僵持片刻,見趙令頤擺明瞭要護著鄒子言,趙鈞笑了。
“四哥也是擔心你,既然你這麼說了,正好四哥今日帶了太醫局的醫官出宮,就讓他給你診脈看看,若是無恙,四哥也就放心了。”
趙令頤眼神變得警惕。
她心知趙鈞有備而來,卻也冇想到這人竟然還帶了醫官。
若是診脈,什麼都瞞不住。
“不必了,國公府有大夫,已經為我診過脈......”
趙鈞:“七妹妹,這國公府的大夫,如何能與宮裡的醫官相比,還是讓醫官看看吧。”
“否則父皇回頭知曉了,也該擔心的。”
說著,他揮揮手,示意身邊的侍衛去將候在外頭的醫官帶進來。
趙令頤衣袖下的手微微緊攥,看來趙鈞今日是不達目的不肯善罷甘休了。
正當著她想著要不要發點脾氣把人都給趕走的時候,侍衛帶著醫官走了進來。
伴隨著腳步聲,係統的聲音也響了起來。
「新的目標人物江衍已出現,請宿主留意。」
趙令頤愣住,這麼突然?
她抬頭看向廳口,隻見一名身著淺青色醫官服的少年跟在侍衛身後走了進來,身量修長挺拔,卻掩不住少年人特有的清瘦輪廓。
他走進來時微微垂著眼,姿態恭謹,看起來十八九歲,膚色很白,眉眼間看著青澀稚嫩,鼻尖側和右頰都有一顆極小的淺褐色痣,像是畫上無意間落下的墨點,給他的略秀氣的五官平添了幾分說不清的韻味。
伴隨著新男主的出現,係統麵板更新了江衍的數據。
趙令頤額角直跳,才十七,開什麼玩笑!?
係統:「可以先培養感情,以後再下手。」
趙令頤額角直跳,這本限製文也太冇下限了。
可她忘了,自己這具身體,也才十九不到。
江衍在幾人麵前停下,躬身行禮:“下官太醫局醫官,見過四殿下,七殿下,國公大人。”
他聲音清冽,帶著少年人特有的乾淨。
趙令頤有種罪惡感,冇敢看江衍,“太醫局何時有這麼年輕的醫官了,四皇兄莫不是隨便從哪裡拎出來個人?”
趙鈞開口道,“這醫官是太醫局今年破格提拔的,醫術很是不錯,七妹妹可以放心。”
趙令頤額角直跳,本來還以為就應付個趙鈞,結果又冒出來個江衍。
雖說這是一本限製文,可這出現的時機也太雷人了。
今日要真讓江衍把了脈,就等於在將來的任務進度上埋下一顆地雷。
她當即開口拒絕,“不必了,我自己的身子,我清楚。”
眼見趙令頤有些慌神,鄒子言冷聲開口,“四殿下倒是準備齊全,來趟國公府,竟連宮中的醫官都帶上了。”

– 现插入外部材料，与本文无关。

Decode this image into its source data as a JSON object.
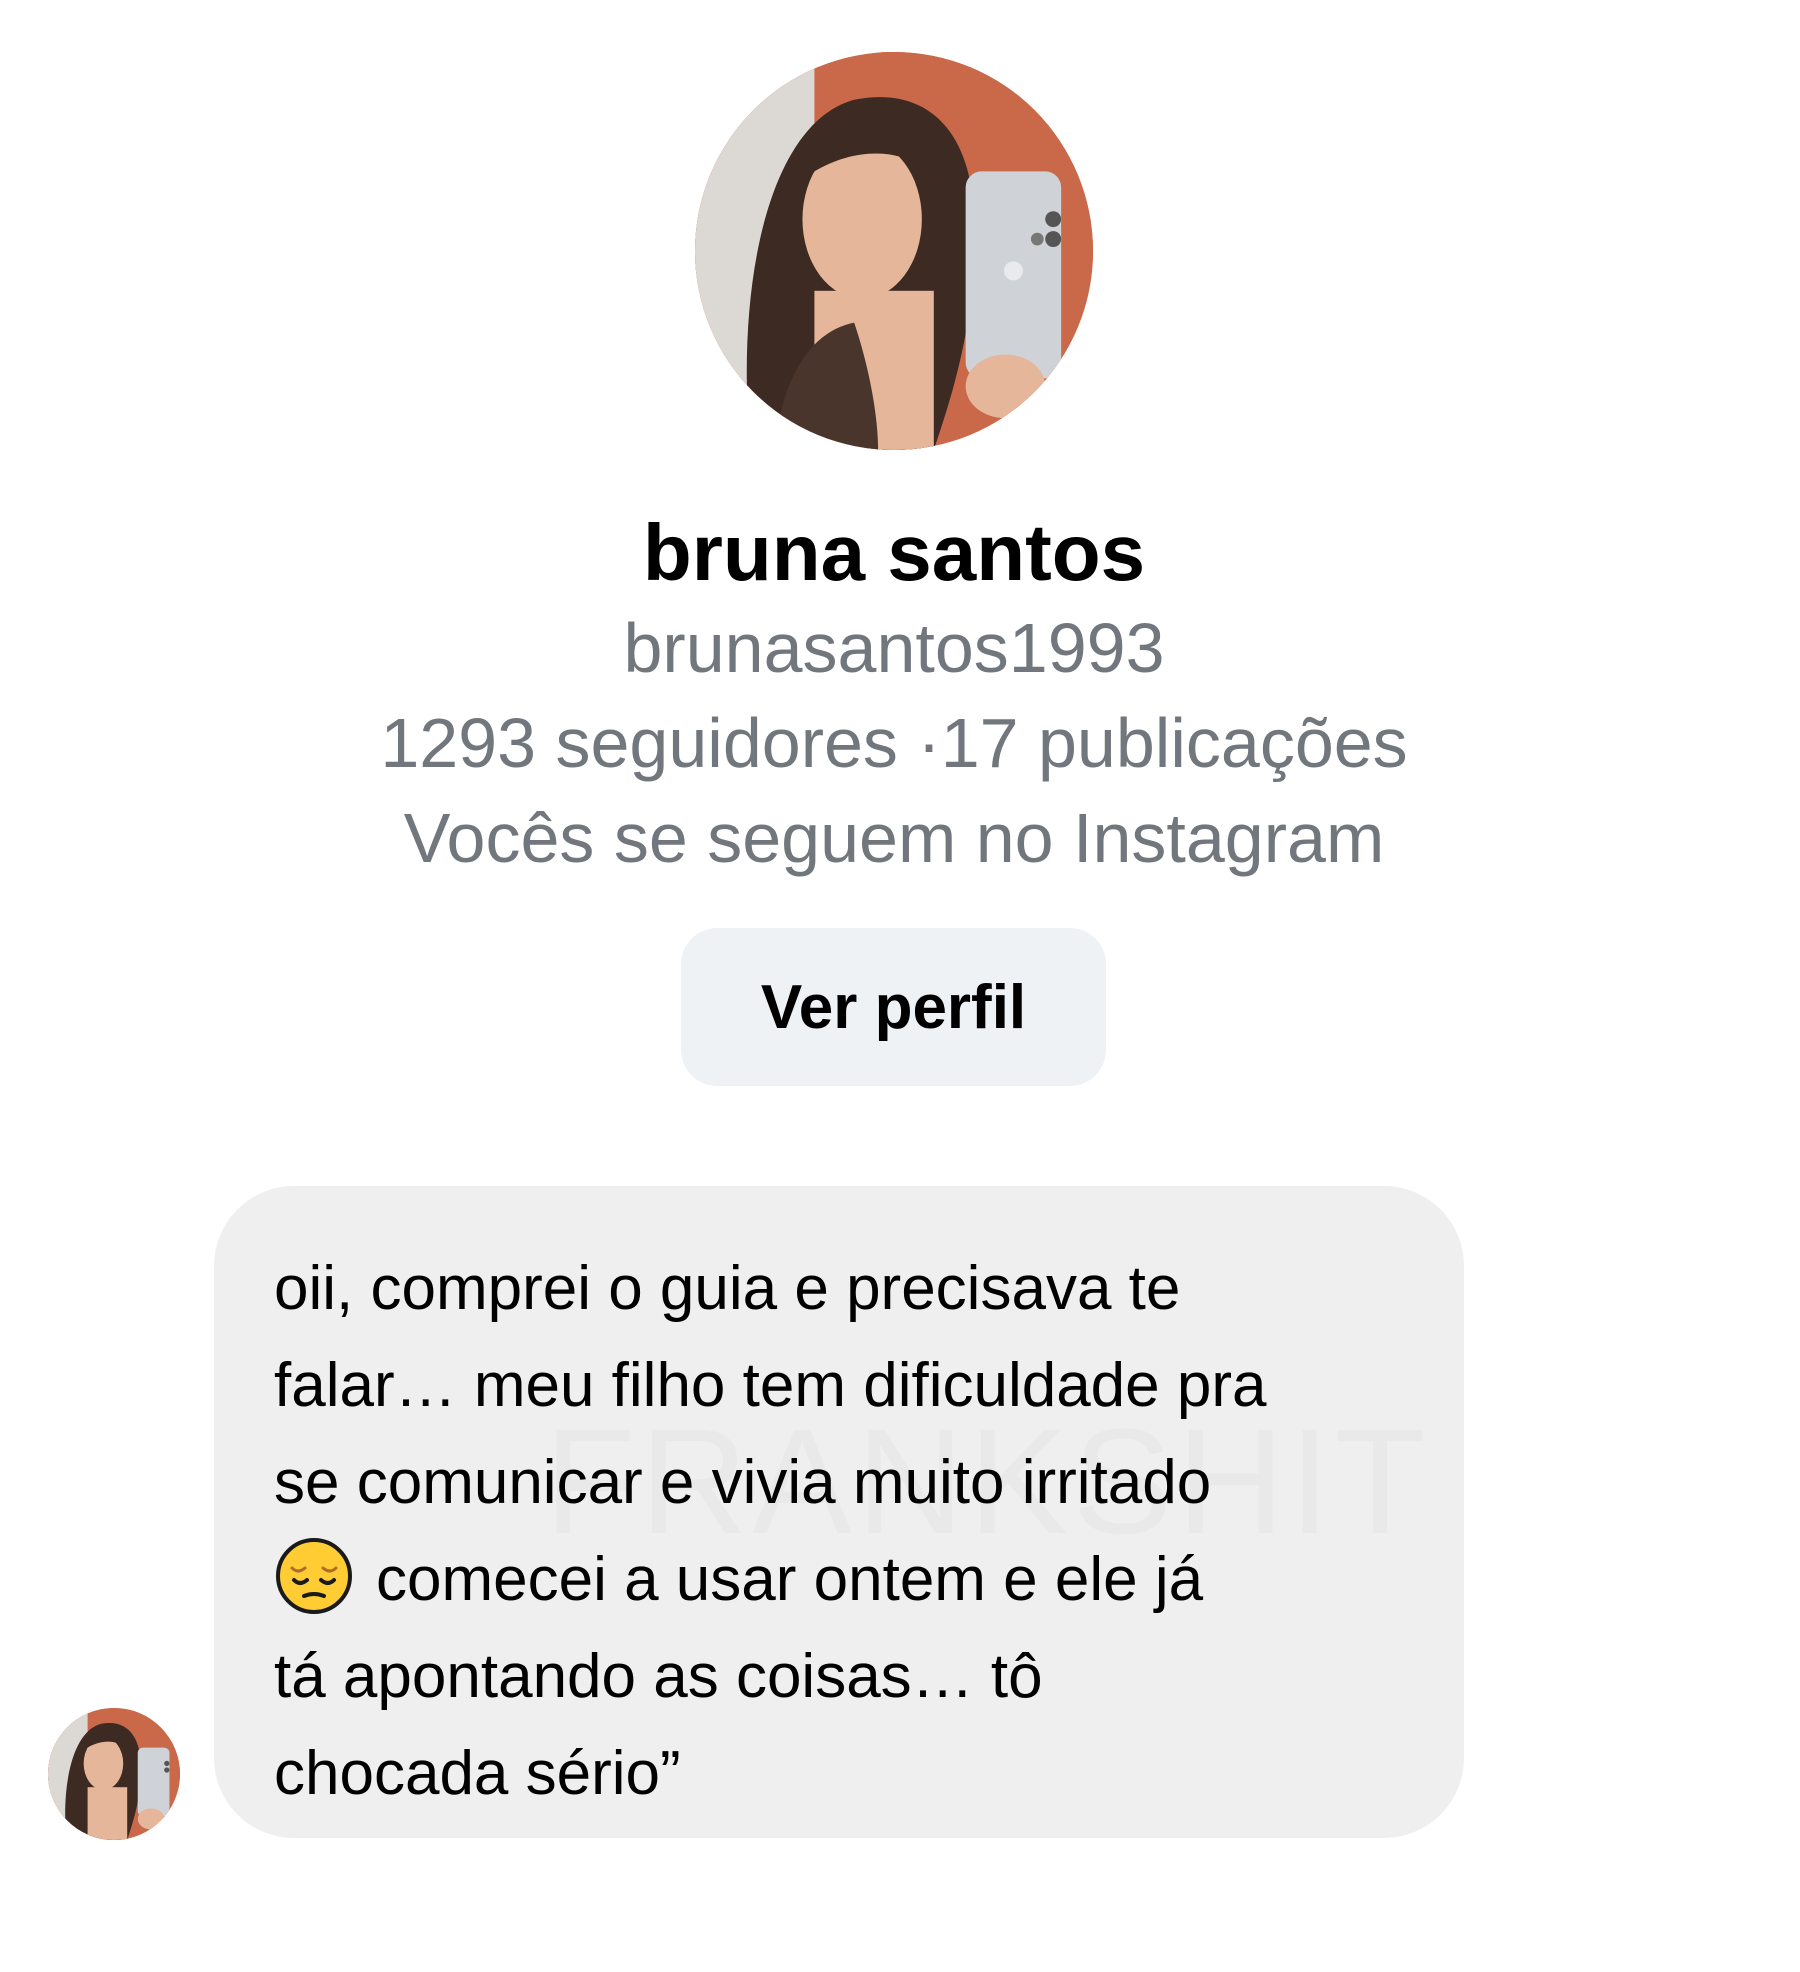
{
  "profile": {
    "name": "bruna santos",
    "username": "brunasantos1993",
    "stats": "1293 seguidores ·17 publicações",
    "mutual": "Vocês se seguem no Instagram",
    "view_profile_label": "Ver perfil"
  },
  "message": {
    "lines": [
      "oii, comprei o guia e precisava te",
      "falar… meu filho tem dificuldade pra",
      "se comunicar e vivia muito irritado",
      "comecei a usar ontem e ele já",
      "tá apontando as coisas… tô",
      "chocada sério”"
    ],
    "emoji_icon": "pensive-face-icon",
    "watermark": "FRANKSHIT"
  },
  "colors": {
    "secondary_text": "#72767d",
    "button_bg": "#eff2f5",
    "bubble_bg": "#efefef",
    "avatar_bg": "#c9694a"
  }
}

趙鈞笑,他本來還不確定,可現在見這二人推辭,心裡反倒是篤定了。
“父皇一向看重七妹妹,我這也是不放心,讓鄒國公見笑了。”
“七妹妹,你就彆推辭了,不然回了宮,父皇知道今日的事,也還是要請太醫給你診脈的,何必讓他老人家為你的事操心呢?”
這話誰都聽出來,看似擔心,實則是威脅。
就在這時,一旁靜立的江衍抬起了頭,目光平靜地看向趙令頤。
陡然對視,趙令頤心頭莫名一跳,尚未反應過來,耳邊就傳來係統的聲音:「恭喜宿主,江衍的心動值5!當前進度5\/100」
趙令頤懵了,“?”
自己乾什麼了嗎?
冇有吧。
江衍開口,“七殿下安心,下官師從陳院使,醫術尚可。”
陳院使是翰林醫官院現任院使,先前一直負責老皇帝每日的平安脈,可見醫術高明。
趙令頤心想,那就更不能讓你把脈了啊!
可她又有些遲疑,因為眼前這少年郎君眼神真摯,看著彆有深意,還有那莫名其妙上漲的心動值。
難道原身和這江衍認識?
此時,趙鈞正在同鄒子言厲聲相爭,眼見鄒子言趕人,他厲聲嗬斥,“鄒國公,你這般所為,莫不是對我七妹妹做了什麼不軌之事,想隱瞞什麼?”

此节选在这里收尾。